Portishead founding member Geoff Barrow and Sleaford Mods frontman Jason Williamson have warned that the industry can be a destructive environment in which to work indefinitely. Barrow said, “I think you have [got to] realize you ran well and exit through the emergency exit.
While rock rarely has direct ties to party politics, many independent artists see a strong connection between their music and a liberal, even socialist outlook.
Williamson, who has collaborated with Harris in the past, expressed shock at Harris’ views, saying, “The biggest killer in the music business isn’t the companies or Spotify, or compliance, or whatever. The biggest killer isn’t dealing with your own personal issues. It destroys everything you initially gave, until all that’s left is you in a room, alone, with nothing.
Harris, 55, was at the birth of the “grindcore” sound in the 1980s with Napalm Death, originally famous for its ringtones and leftist politics. The drummer left the band in 1991 and continued to work with Bill Laswell and release electronic and experimental music under the name Scorn and then Lull.
This isn’t the first time Williamson, 52, has clashed with Harris on the social media site. In May, Williamson claimed the problems between them started when he refused to work with Harris a second time – then poked fun at his political transformation by comparing the bald, bearded man to Alf Garnett.
Barrow, 51, was drawn into the row when he saw Williamson’s Twitter posts and the opinionated conversation thread that grew below them involving several established talents.

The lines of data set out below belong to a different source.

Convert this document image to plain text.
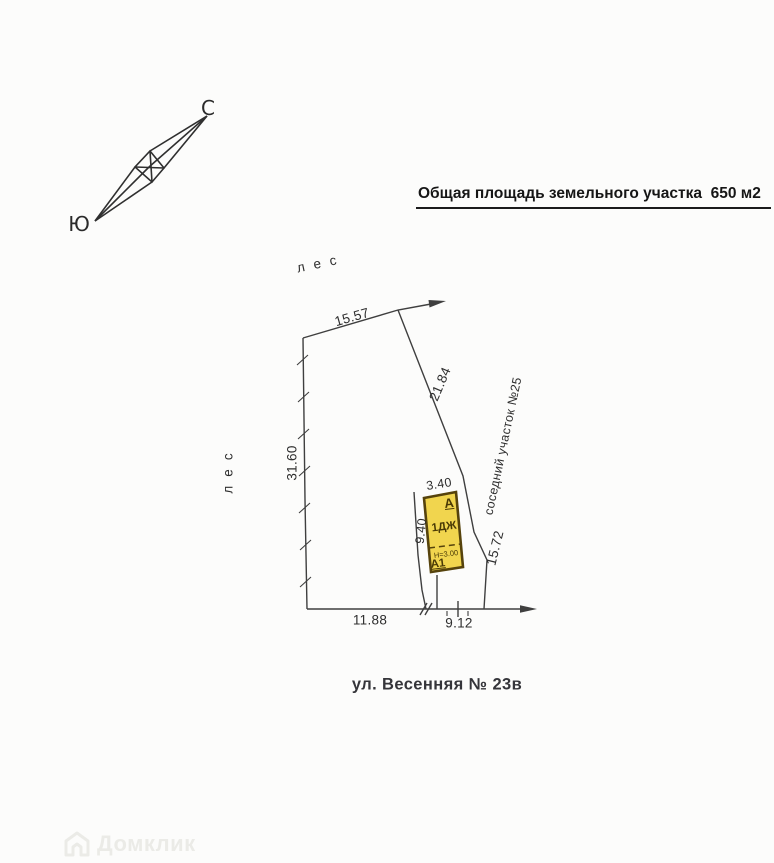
С
Ю
Общая площадь земельного участка  650 м2
лес
лес	соседний участок №25
15.57
21.84
31.60
15.72
11.88	9.12
3.40
9.40
А
1ДЖ
Н=3.00
А1
ул. Весенняя № 23в
Домклик
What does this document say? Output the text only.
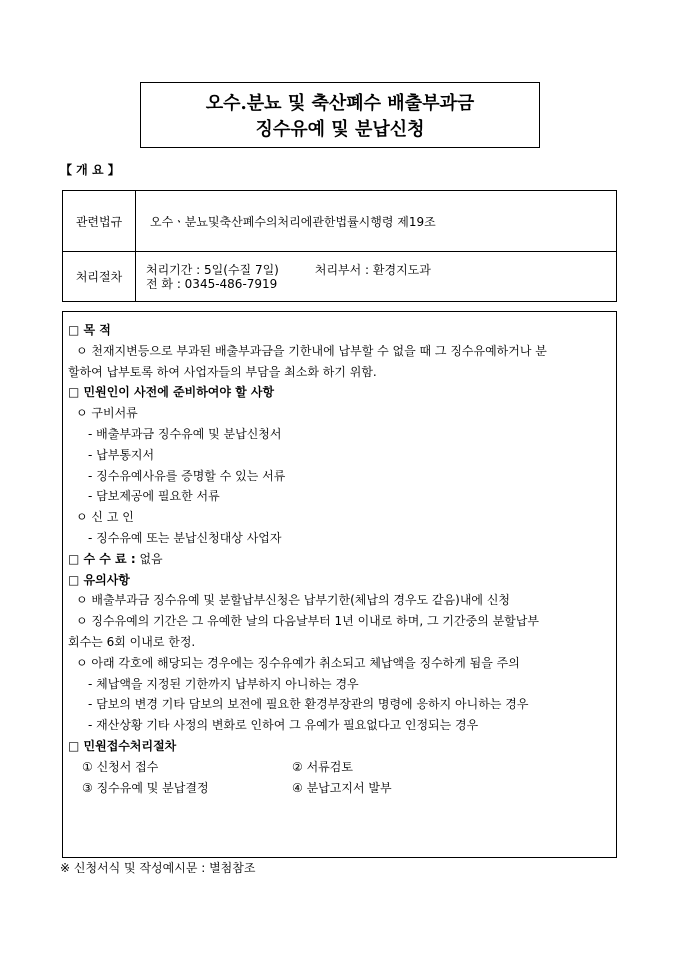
오수.분뇨 및 축산폐수 배출부과금
징수유예 및 분납신청
【 개 요 】
관련법규	오수ㆍ분뇨및축산폐수의처리에관한법률시행령 제19조
처리절차	처리기간 : 5일(수질 7일) 처리부서 : 환경지도과
전 화 : 0345-486-7919
□ 목 적
ㅇ 천재지변등으로 부과된 배출부과금을 기한내에 납부할 수 없을 때 그 징수유예하거나 분
할하여 납부토록 하여 사업자들의 부담을 최소화 하기 위함.
□ 민원인이 사전에 준비하여야 할 사항
ㅇ 구비서류
- 배출부과금 징수유예 및 분납신청서
- 납부통지서
- 징수유예사유를 증명할 수 있는 서류
- 담보제공에 필요한 서류
ㅇ 신 고 인
- 징수유예 또는 분납신청대상 사업자
□ 수 수 료 : 없음
□ 유의사항
ㅇ 배출부과금 징수유예 및 분할납부신청은 납부기한(체납의 경우도 같음)내에 신청
ㅇ 징수유예의 기간은 그 유예한 날의 다음날부터 1년 이내로 하며, 그 기간중의 분할납부
회수는 6회 이내로 한정.
ㅇ 아래 각호에 해당되는 경우에는 징수유예가 취소되고 체납액을 징수하게 됨을 주의
- 체납액을 지정된 기한까지 납부하지 아니하는 경우
- 담보의 변경 기타 담보의 보전에 필요한 환경부장관의 명령에 응하지 아니하는 경우
- 재산상황 기타 사정의 변화로 인하여 그 유예가 필요없다고 인정되는 경우
□ 민원접수처리절차
① 신청서 접수	② 서류검토
③ 징수유예 및 분납결정	④ 분납고지서 발부
※ 신청서식 및 작성예시문 : 별첨참조
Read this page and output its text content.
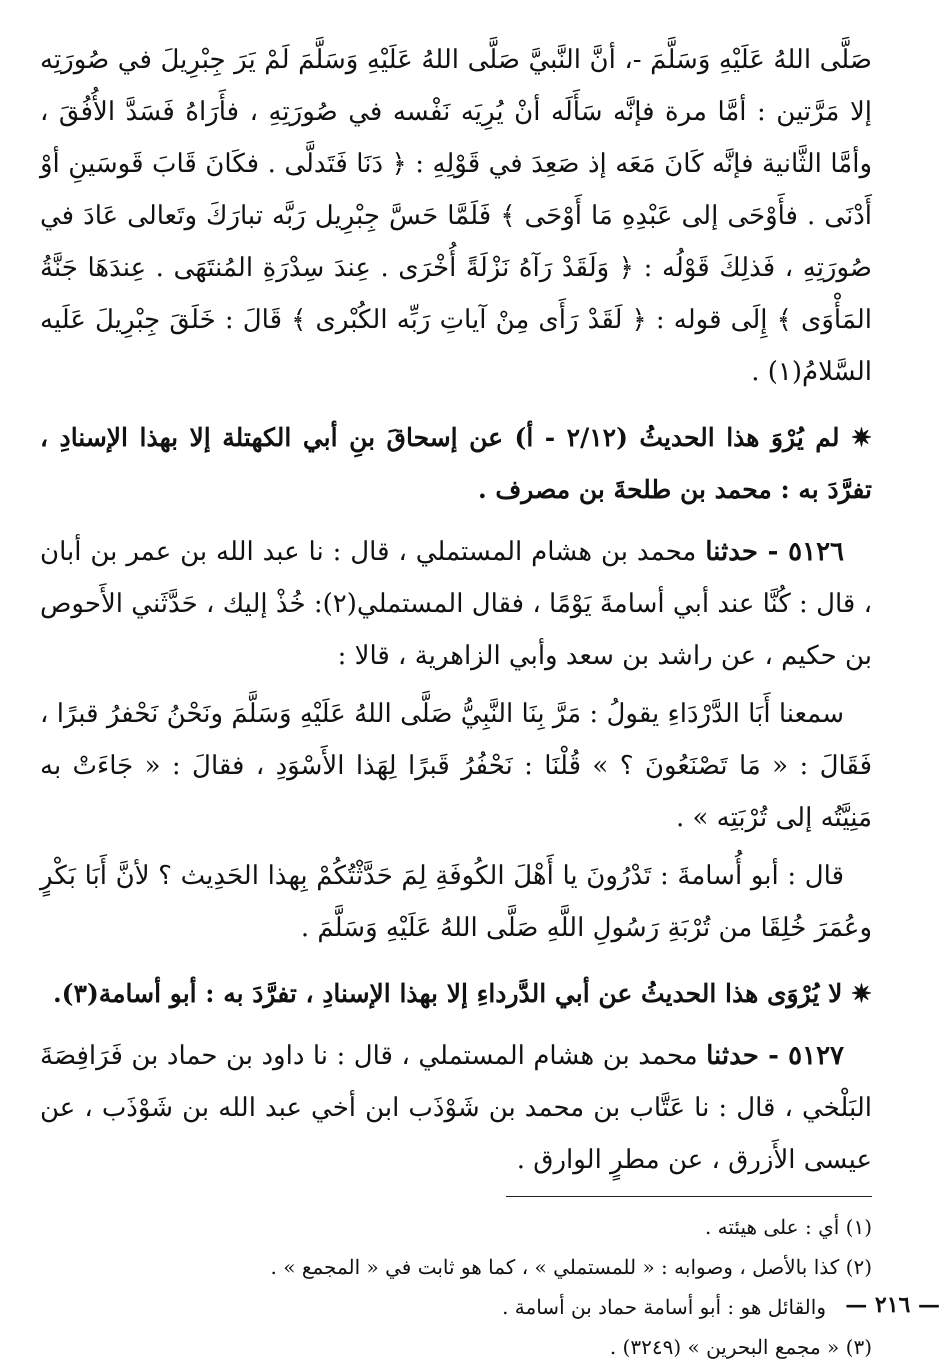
صَلَّى اللهُ عَلَيْهِ وَسَلَّمَ -، أنَّ النَّبيَّ صَلَّى اللهُ عَلَيْهِ وَسَلَّمَ لَمْ يَرَ جِبْرِيلَ في صُورَتِه إلا مَرَّتين : أمَّا مرة فإنَّه سَأَلَه أنْ يُرِيَه نَفْسه في صُورَتِهِ ، فأَرَاهُ فَسَدَّ الأُفُقَ ، وأمَّا الثَّانية فإنَّه كَانَ مَعَه إذ صَعِدَ في قَوْلِهِ : ﴿ دَنَا فَتَدلَّى . فكَانَ قَابَ قَوسَينِ أوْ أَدْنَى . فأَوْحَى إلى عَبْدِهِ مَا أَوْحَى ﴾ فَلَمَّا حَسَّ جِبْرِيل رَبَّه تبارَكَ وتَعالى عَادَ في صُورَتِهِ ، فَذلِكَ قَوْلُه : ﴿ وَلَقَدْ رَآهُ نَزْلَةً أُخْرَى . عِندَ سِدْرَةِ المُنتَهَى . عِندَهَا جَنَّةُ المَأْوَى ﴾ إِلَى قوله : ﴿ لَقَدْ رَأَى مِنْ آياتِ رَبِّه الكُبْرى ﴾ قَالَ : خَلَقَ جِبْرِيلَ عَلَيه السَّلامُ(١) .

✷ لم يُرْوَ هذا الحديثُ (٢/١٢ - أ) عن إسحاقَ بنِ أبي الكهتلة إلا بهذا الإسنادِ ، تفرَّدَ به : محمد بن طلحةَ بن مصرف .

٥١٢٦ - حدثنا محمد بن هشام المستملي ، قال : نا عبد الله بن عمر بن أبان ، قال : كُنَّا عند أبي أسامةَ يَوْمًا ، فقال المستملي(٢): خُذْ إليك ، حَدَّثَني الأَحوص بن حكيم ، عن راشد بن سعد وأبي الزاهرية ، قالا :

سمعنا أَبَا الدَّرْدَاءِ يقولُ : مَرَّ بِنَا النَّبِيُّ صَلَّى اللهُ عَلَيْهِ وَسَلَّمَ ونَحْنُ نَحْفرُ قبرًا ، فَقَالَ : « مَا تَصْنَعُونَ ؟ » قُلْنَا : نَحْفُرُ قَبرًا لِهَذا الأَسْوَدِ ، فقالَ : « جَاءَتْ به مَنِيَّتُه إلى تُرْبَتِه » .

قال : أبو أُسامةَ : تَدْرُونَ يا أَهْلَ الكُوفَةِ لِمَ حَدَّثْتُكُمْ بِهذا الحَدِيث ؟ لأنَّ أَبَا بَكْرٍ وعُمَرَ خُلِقَا من تُرْبَةِ رَسُولِ اللَّهِ صَلَّى اللهُ عَلَيْهِ وَسَلَّمَ .

✷ لا يُرْوَى هذا الحديثُ عن أبي الدَّرداءِ إلا بهذا الإسنادِ ، تفرَّدَ به : أبو أسامة(٣).

٥١٢٧ - حدثنا محمد بن هشام المستملي ، قال : نا داود بن حماد بن فَرَافِصَةَ البَلْخي ، قال : نا عَتَّاب بن محمد بن شَوْذَب ابن أخي عبد الله بن شَوْذَب ، عن عيسى الأَزرق ، عن مطرٍ الوارق .

(١) أي : على هيئته .

(٢) كذا بالأصل ، وصوابه : « للمستملي » ، كما هو ثابت في « المجمع » .

والقائل هو : أبو أسامة حماد بن أسامة .

(٣) « مجمع البحرين » (٣٢٤٩) .

— ٢١٦ —
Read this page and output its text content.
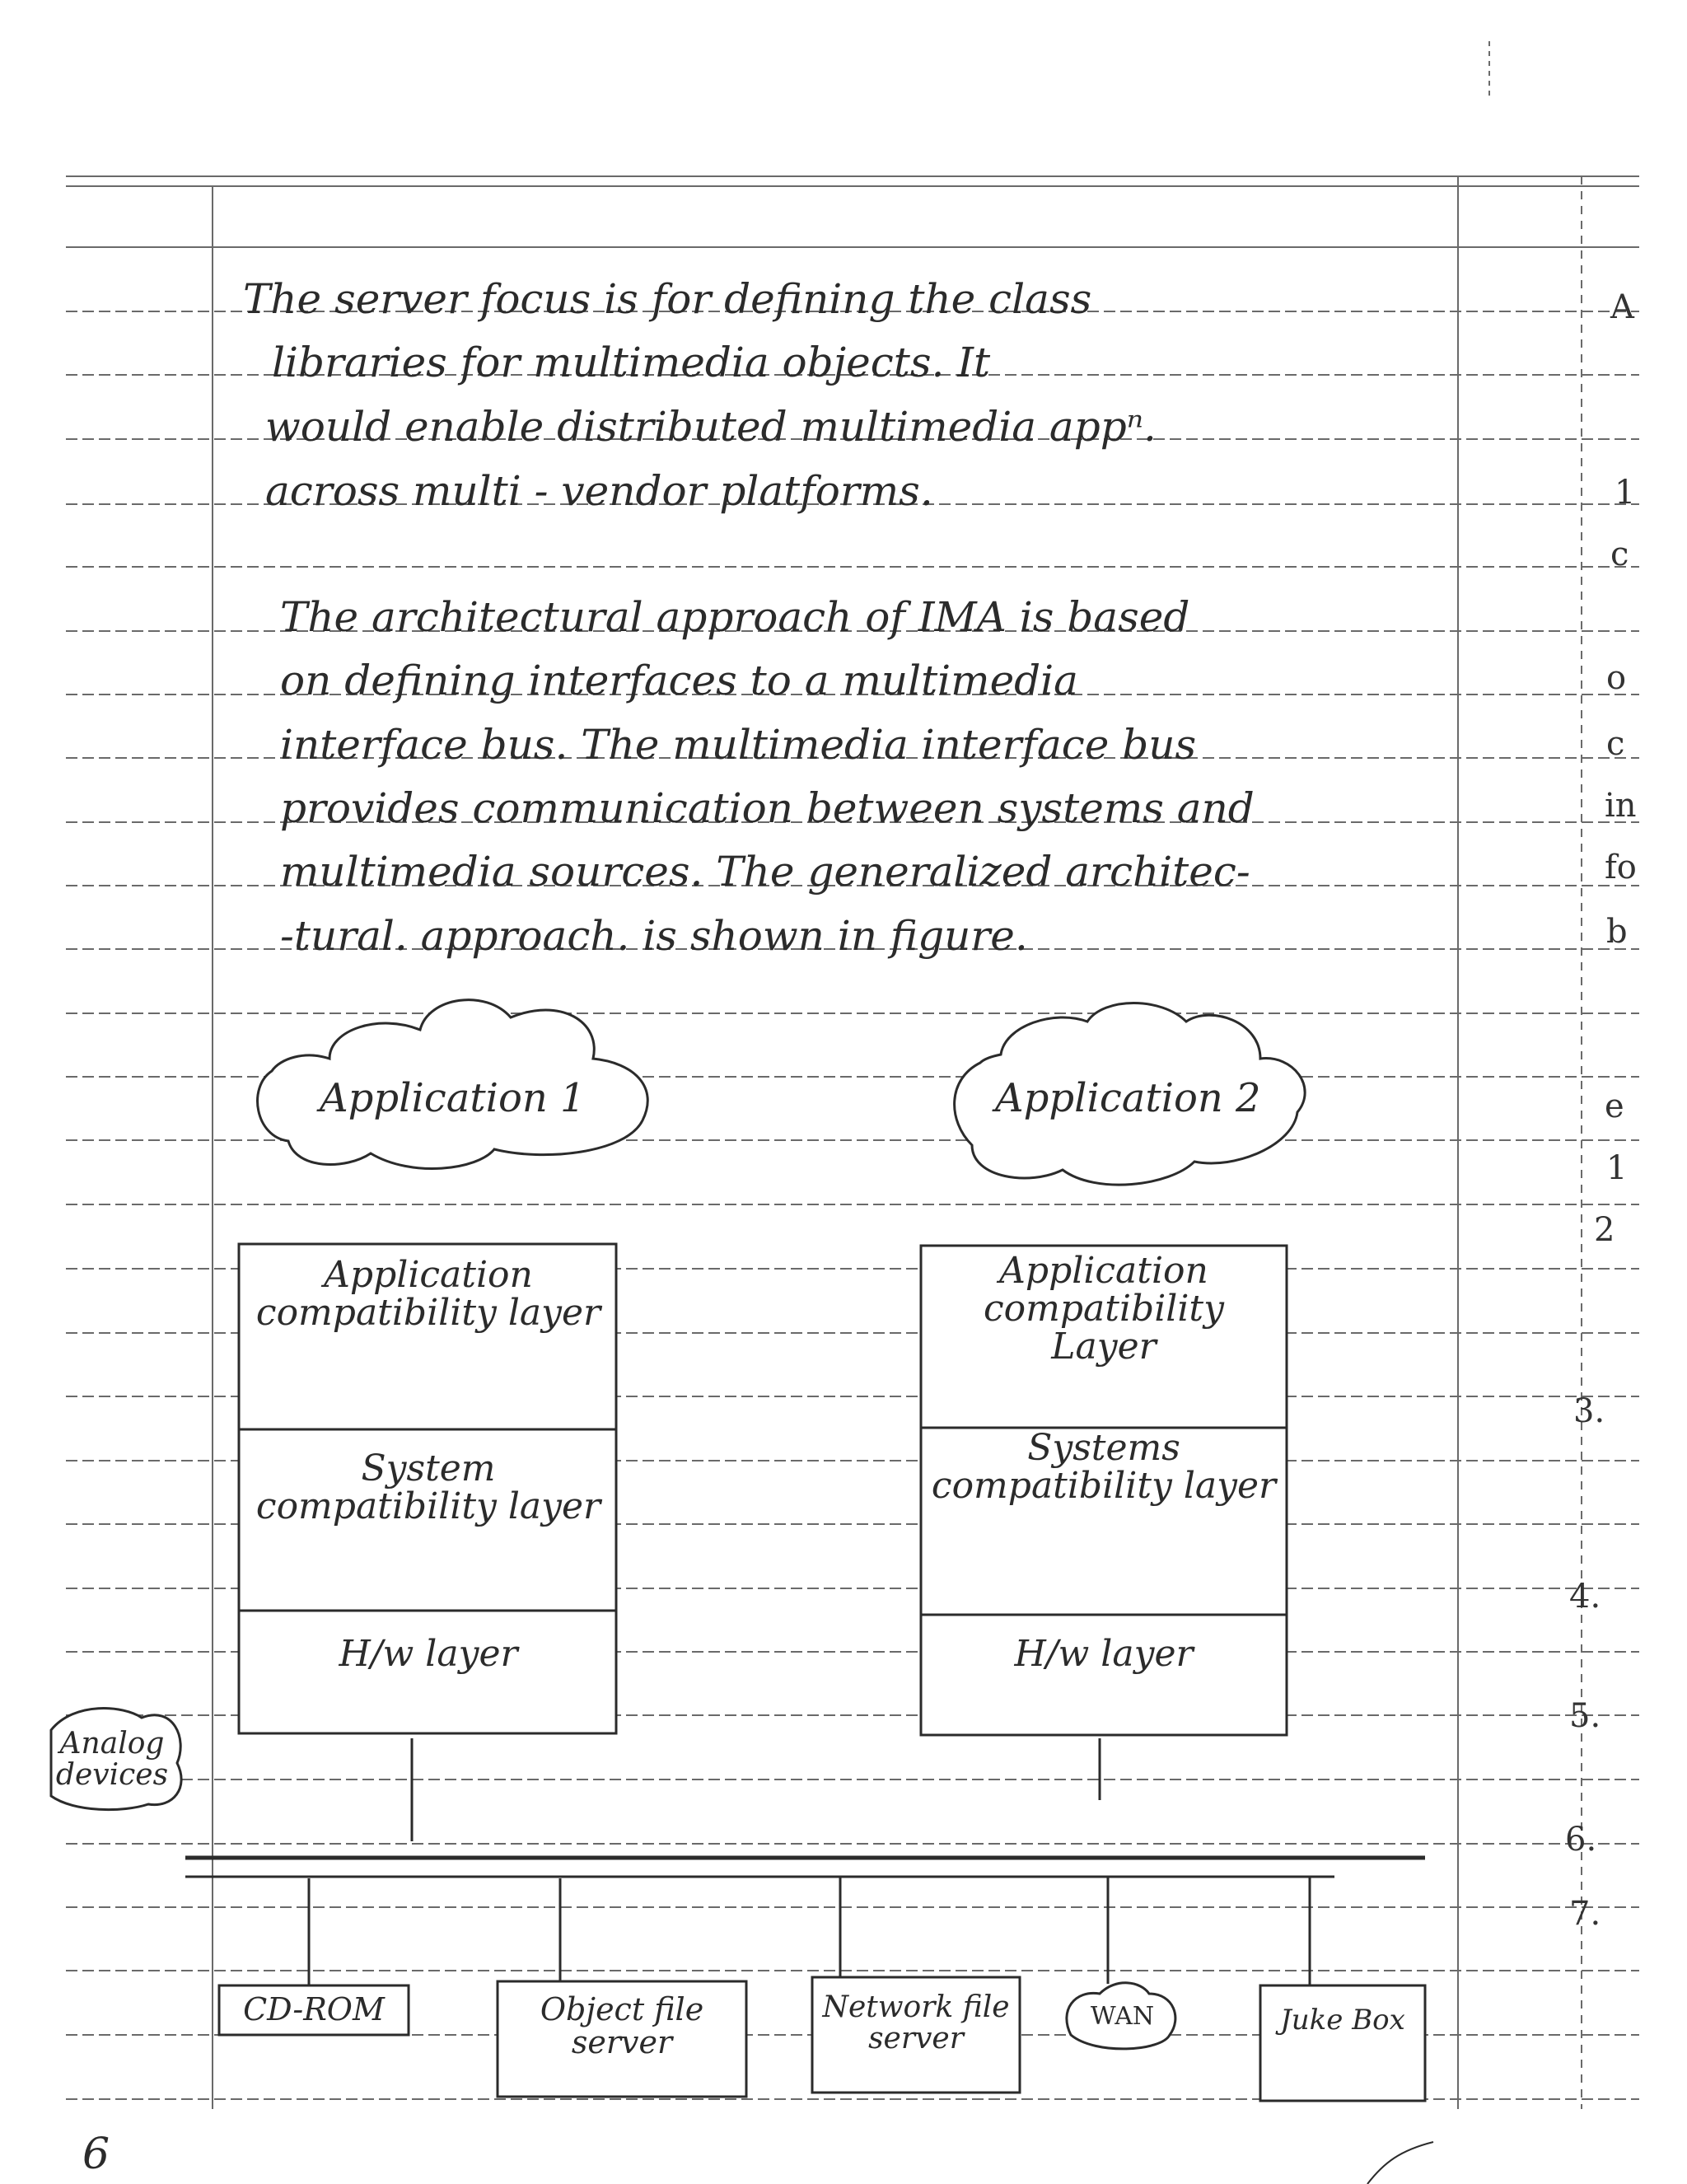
The server focus is for defining the class
libraries for multimedia objects. It
would enable distributed multimedia appⁿ.
across multi - vendor platforms.
The architectural approach of IMA is based
on defining interfaces to a multimedia
interface bus. The multimedia interface bus
provides communication between systems and
multimedia sources. The generalized architec-
-tural. approach. is shown in figure.
Application 1	Application 2
Application compatibility layer
System compatibility layer
H/w layer
Application compatibility Layer
Systems compatibility layer
H/w layer
Analog devices
CD-ROM	Object file server
Network file server
WAN	Juke Box
A
1
c
o
c
in
fo
b
e
1
2
3.
4.
5.
6.
7.
6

“I think anyone who is still doing music-related work in their 50s…is really crazy. And I know tons of them,” he wrote.
“I don’t mean crazy in a good or bad way, I mean it’s hard to stay independent and survive as a musician for so many years without taking on a normal nine-to-five.”
Artists “who have been in the business for so long can kind of create their own universes and they become twisted when not challenged,” he added. “Particularly successful artist[s]. I know a few who have many strange ideas but who are not challenged by the people around them because they are famous.
The cliché of the aging rock star with reactionary views is even older than the surviving members of the Rolling Stones, but it’s still unclear what direction the once energetic and committed musicians should take in their later years, whether rich or poor. .
Should they follow Neil Young’s view that it is “better to burn out”, or John Lennon’s advice to “disappear like an old soldier”?
Lennon once railed against Young’s words of rust never sleeps during an interview a few months before his death in which he imagined “another 40 years of productivity”.
The problem is that for those who live, there are so many more opportunities to disappoint. From Morrissey’s support for a far-right political party and Kanye West’s anti-Semitism to Ian Brown’s skepticism over Covid vaccinations, many fans have struggled to reconcile their love of music with a distaste for a star behind the sound.
Today’s rock stars also find it harder to “disappear”. A ’60s songwriter could have retired comfortably on the royalties of a few hits. But now even established performers have to keep extra jobs. Harris himself works as a music technician, while Barrow writes scores for films and television series.